Not yet, you will have this option after you change SQL. How are we going to avoid it?
Now that you understand the CBO approach, trigger it to perform a hard parse once again to get the correct execution plan. There are 4 ways to do this:
1. Alter system flush Shared_pool (want to kneel and run this)
2, the related table to do DDL operation
3. Re-collection of statistical information
4, Dbms_shared_pool.purge


The first three kinds of schemes have great influence on the production system, so the fourth method is used.

Sql> Select Address,hash_value,executionsfrom v$sql where hash_value=54043712 address          hash_value Executions--- --------------------------------------------0000040229f039e0 54043712          1           sql> alter session set Events ' 5614566 Trace name Context forever '; sql> exec dbms_shared_pool.purge (' 0000040229f039e0,54043712 ', ' C ');
Re-use the appropriate binding variables to run out of the correct execution plan.

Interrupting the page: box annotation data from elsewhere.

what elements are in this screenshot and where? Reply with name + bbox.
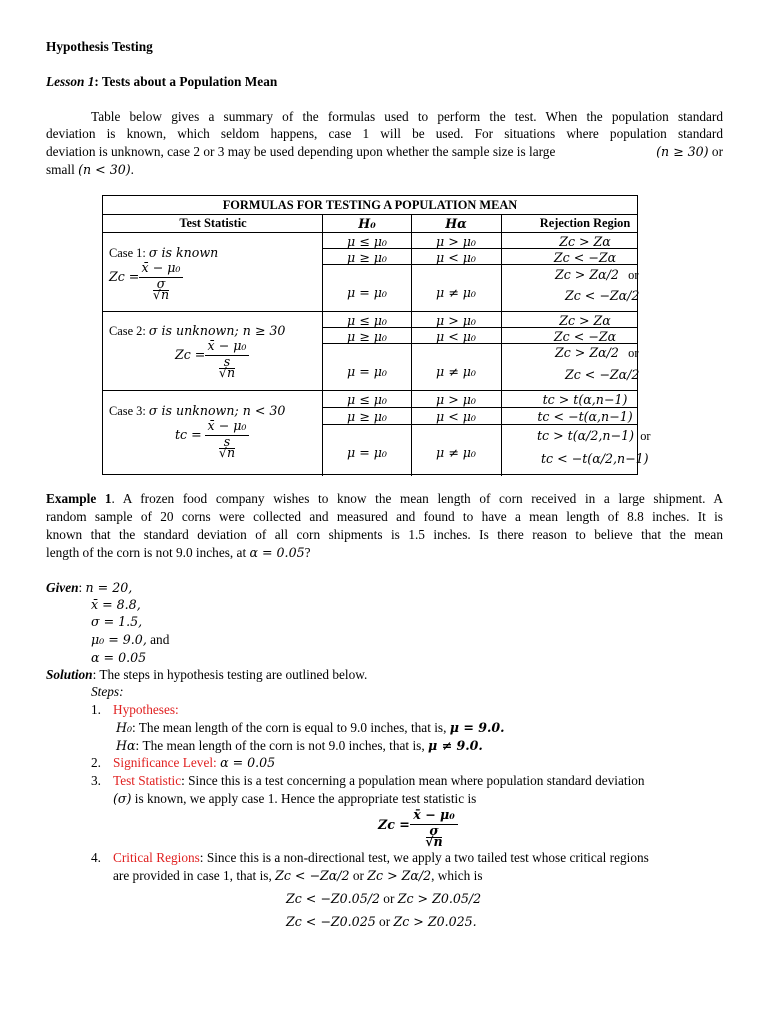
case-2-den-bot: √n: [218, 365, 236, 380]
h0-c1-eq: μ = μ₀: [347, 285, 387, 300]
case-3-numerator: x̄ − μ₀: [207, 418, 247, 433]
lesson-title: : Tests about a Population Mean: [94, 74, 278, 89]
rr-c3-two-tail-b: tc < −t(α/2,n−1): [541, 451, 649, 466]
case-2-den-top: s: [223, 354, 231, 369]
ha-c3-lt: μ < μ₀: [436, 409, 476, 424]
ha-c1-lt: μ < μ₀: [436, 250, 476, 265]
rr-c1-two-tail-a: Zc > Zα/2 or: [555, 267, 639, 282]
step-4-line-1: Critical Regions: Since this is a non-directional test, we apply a two tailed test whose critical regions: [113, 850, 649, 865]
rr-c1-right: Zc > Zα: [559, 234, 611, 249]
h0-c1-ge: μ ≥ μ₀: [347, 250, 387, 265]
step-4-num: 4.: [91, 850, 101, 865]
step-1-h0: H₀: The mean length of the corn is equal to 9.0 inches, that is, μ = 9.0.: [116, 720, 505, 735]
step-1-num: 1.: [91, 702, 101, 717]
case-1-den-top: σ: [156, 276, 166, 291]
rr-c2-two-tail-b: Zc < −Zα/2: [565, 367, 640, 382]
intro-line-4: [46, 161, 134, 179]
step-3-formula-num: x̄ − μ₀: [413, 807, 455, 822]
rr-c2-left: Zc < −Zα: [553, 329, 617, 344]
step-3-formula-den-bot: √n: [425, 834, 443, 849]
rr-c1-two-tail-b: Zc < −Zα/2: [565, 288, 640, 303]
ha-c1-gt: μ > μ₀: [436, 234, 476, 249]
step-1-ha: Hα: The mean length of the corn is not 9.0 inches, that is, μ ≠ 9.0.: [116, 738, 483, 753]
formulas-table: [102, 195, 651, 475]
h0-c3-ge: μ ≥ μ₀: [347, 409, 387, 424]
case-3-den-bot: √n: [218, 445, 236, 460]
step-3-formula-den-top: σ: [429, 823, 439, 838]
given-xbar: x̄ = 8.8,: [91, 597, 141, 612]
lesson-heading: [46, 73, 277, 91]
example-label: Example 1: [46, 491, 112, 506]
intro-small: small: [46, 162, 75, 177]
header-test-statistic: Test Statistic: [179, 216, 247, 230]
given-sigma: σ = 1.5,: [91, 614, 143, 629]
intro-line-3-text: deviation is unknown, case 2 or 3 may be used depending upon whether the sample size is large: [46, 144, 556, 159]
intro-line-2: deviation is known, which seldom happens, case 1 will be used. For situations where population standard: [46, 126, 723, 141]
given-mu0: μ₀ = 9.0, and: [91, 632, 170, 647]
case-2-label: Case 2: σ is unknown; n ≥ 30: [109, 323, 286, 338]
case-3-label: Case 3: σ is unknown; n < 30: [109, 403, 286, 418]
rr-c3-right: tc > t(α,n−1): [542, 392, 628, 407]
step-4-critical-1: Zc < −Z0.05/2 or Zc > Z0.05/2: [286, 891, 482, 906]
step-3-line-1: Test Statistic: Since this is a test concerning a population mean where population standard deviation: [113, 773, 645, 788]
example-line-2: random sample of 20 corns were collected and measured and found to have a mean length of 8.8 inches. It is: [46, 509, 723, 524]
header-ha: Hα: [445, 216, 467, 231]
step-3-formula-lhs: Zc =: [378, 817, 410, 832]
intro-large-sample: (n ≥ 30): [656, 144, 709, 159]
step-1-title: Hypotheses:: [113, 702, 179, 717]
example-line-3: known that the standard deviation of all corn shipments is 1.5 inches. Is there reason to believe that the mean: [46, 527, 723, 542]
step-3-num: 3.: [91, 773, 101, 788]
case-3-den-top: s: [223, 434, 231, 449]
step-4-line-2: are provided in case 1, that is, Zc < −Zα/2 or Zc > Zα/2, which is: [113, 868, 483, 883]
ha-c2-ne: μ ≠ μ₀: [436, 364, 476, 379]
intro-small-sample: (n < 30): [78, 162, 131, 177]
rr-c2-two-tail-a: Zc > Zα/2 or: [555, 345, 639, 360]
ha-c2-gt: μ > μ₀: [436, 313, 476, 328]
steps-label: Steps:: [91, 684, 124, 699]
rr-c2-right: Zc > Zα: [559, 313, 611, 328]
case-2-lhs: Zc =: [175, 347, 206, 362]
intro-period: .: [130, 162, 134, 177]
example-line-4: length of the corn is not 9.0 inches, at α = 0.05?: [46, 545, 311, 560]
header-h0: H₀: [358, 216, 376, 231]
given-line: Given: n = 20,: [46, 580, 133, 595]
intro-line-3: [46, 143, 723, 161]
h0-c3-eq: μ = μ₀: [347, 445, 387, 460]
given-n: n = 20,: [85, 580, 133, 595]
step-4-critical-2: Zc < −Z0.025 or Zc > Z0.025.: [286, 914, 477, 929]
case-1-den-bot: √n: [152, 287, 170, 302]
step-3-line-2: (σ) is known, we apply case 1. Hence the appropriate test statistic is: [113, 791, 477, 806]
table-title: FORMULAS FOR TESTING A POPULATION MEAN: [222, 198, 518, 212]
ha-c1-ne: μ ≠ μ₀: [436, 285, 476, 300]
case-1-lhs: Zc =: [109, 269, 140, 284]
intro-or: or: [711, 144, 723, 159]
given-alpha: α = 0.05: [91, 650, 147, 665]
given-label: Given: [46, 580, 79, 595]
h0-c2-le: μ ≤ μ₀: [347, 313, 387, 328]
h0-c3-le: μ ≤ μ₀: [347, 392, 387, 407]
h0-c2-eq: μ = μ₀: [347, 364, 387, 379]
rr-c1-left: Zc < −Zα: [553, 250, 617, 265]
case-1-label: Case 1: σ is known: [109, 245, 219, 260]
rr-c3-two-tail-a: tc > t(α/2,n−1) or: [537, 428, 651, 443]
page-title: Hypothesis Testing: [46, 39, 153, 54]
example-line-1: Example 1. A frozen food company wishes to know the mean length of corn received in a large shipment. A: [46, 491, 723, 506]
rr-c3-left: tc < −t(α,n−1): [537, 409, 633, 424]
ha-c2-lt: μ < μ₀: [436, 329, 476, 344]
solution-line: Solution: The steps in hypothesis testing are outlined below.: [46, 667, 368, 682]
step-2-num: 2.: [91, 755, 101, 770]
h0-c1-le: μ ≤ μ₀: [347, 234, 387, 249]
header-rejection-region: Rejection Region: [539, 216, 631, 230]
case-3-lhs: tc =: [175, 427, 202, 442]
ha-c3-gt: μ > μ₀: [436, 392, 476, 407]
intro-line-1: Table below gives a summary of the formulas used to perform the test. When the population standard: [91, 109, 723, 124]
solution-label: Solution: [46, 667, 93, 682]
h0-c2-ge: μ ≥ μ₀: [347, 329, 387, 344]
case-2-numerator: x̄ − μ₀: [207, 338, 247, 353]
ha-c3-ne: μ ≠ μ₀: [436, 445, 476, 460]
lesson-label: Lesson 1: [46, 74, 95, 89]
step-2-line: Significance Level: α = 0.05: [113, 755, 276, 770]
case-1-numerator: x̄ − μ₀: [141, 260, 181, 275]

How does it stay the same forever?
Add hint, forcing the index to go.

Explain plan for SELECT/*+ Index (zbdba1,idx_c_collect_md_001) */d.model_id,       d.obj_id,       d.obj_type,       D. Data_type,       d.data_date,       d.data_from_date,       d.data_to_date,       d.data_flag from  eic2.zbdba1 D, Eic2.zbdba2 cwhere d.model_id = c.model_id   and c.collect_id = ' 70350 '   and d.data_date = to_date (' 06/01/15 ', ' MM/ Dd/yy ') and   d.data_type = ' on ' and   d.value_flag = 0;

If the index changes later, it will also be invalidated.

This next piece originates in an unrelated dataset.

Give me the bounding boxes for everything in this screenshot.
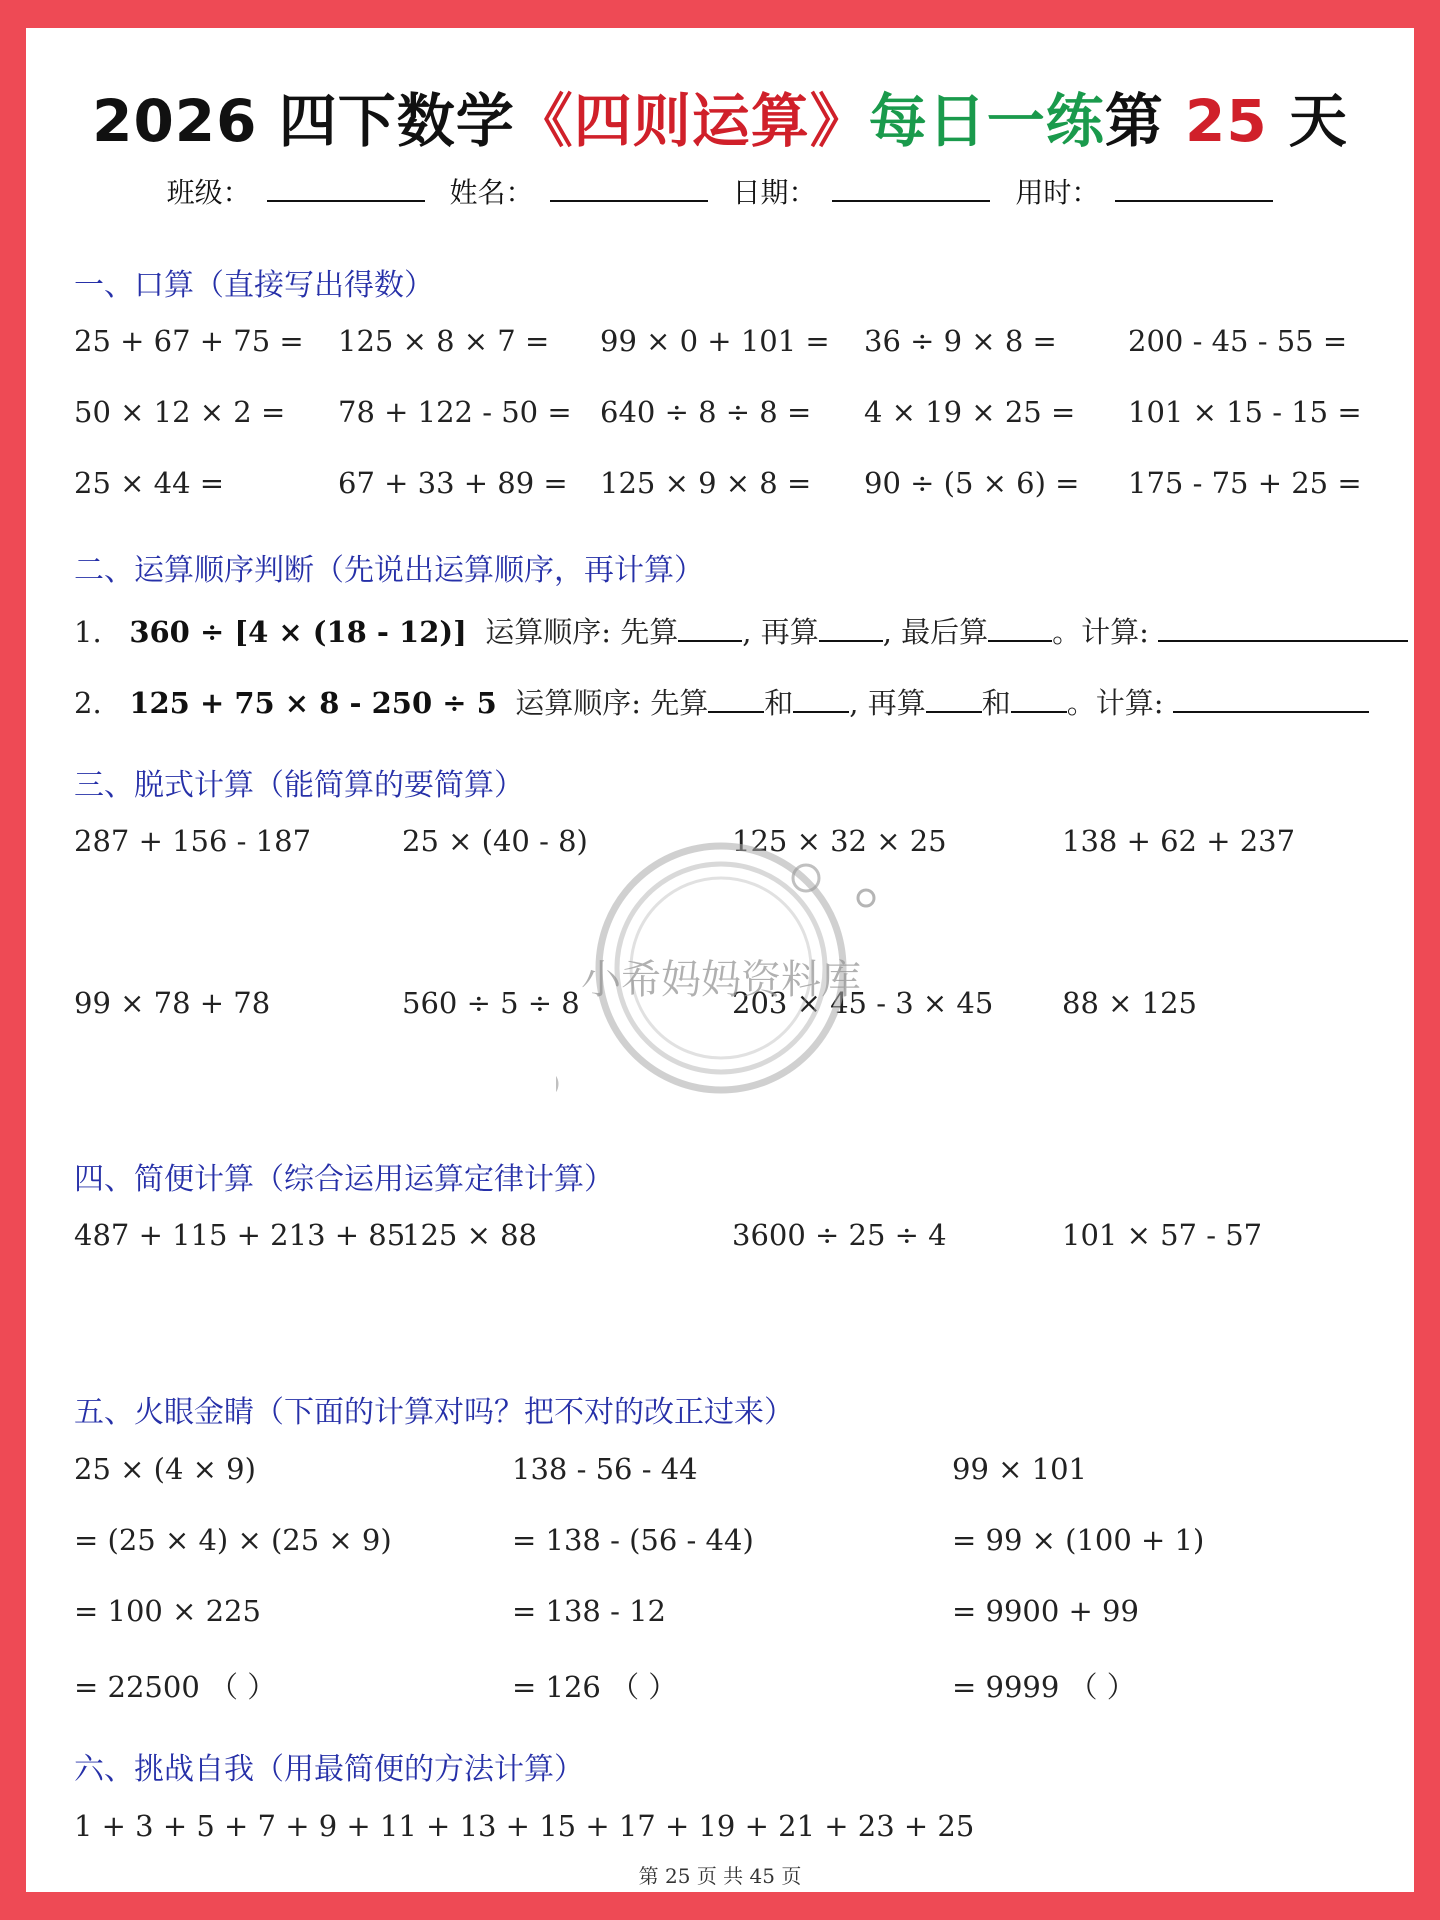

Of course optimization does not once and for all, for the size of more than 50GB, the amount of data up to 600 million of the table is to periodically check its associated SQL execution plan.




Copyright NOTICE: This article for Bo Master original article, without Bo Master permission not reproduced.

An accident caused by a 600 million data sheet

Contact Us

The content source of this page is from Internet, which doesn't represent Alibaba Cloud's opinion; products and services mentioned on that page don't have any relationship with Alibaba Cloud. If the content of the page makes you feel confusing, please write us an email, we will handle the problem within 5 days after receiving your email.

If you find any instances of plagiarism from the community, please send an email to: info-contact@alibabacloud.com and provide relevant evidence. A staff member will contact you within 5 working days.

A Free Trial That Lets You Build Big!

Start building with 50+ products and up to 12 months usage for Elastic Compute Service

  • Sales Support

    1 on 1 presale consultation

  • After-Sales Support

    24/7 Technical Support 6 Free Tickets per Quarter Faster Response

  • Alibaba Cloud offers highly flexible support services tailored to meet your exact needs.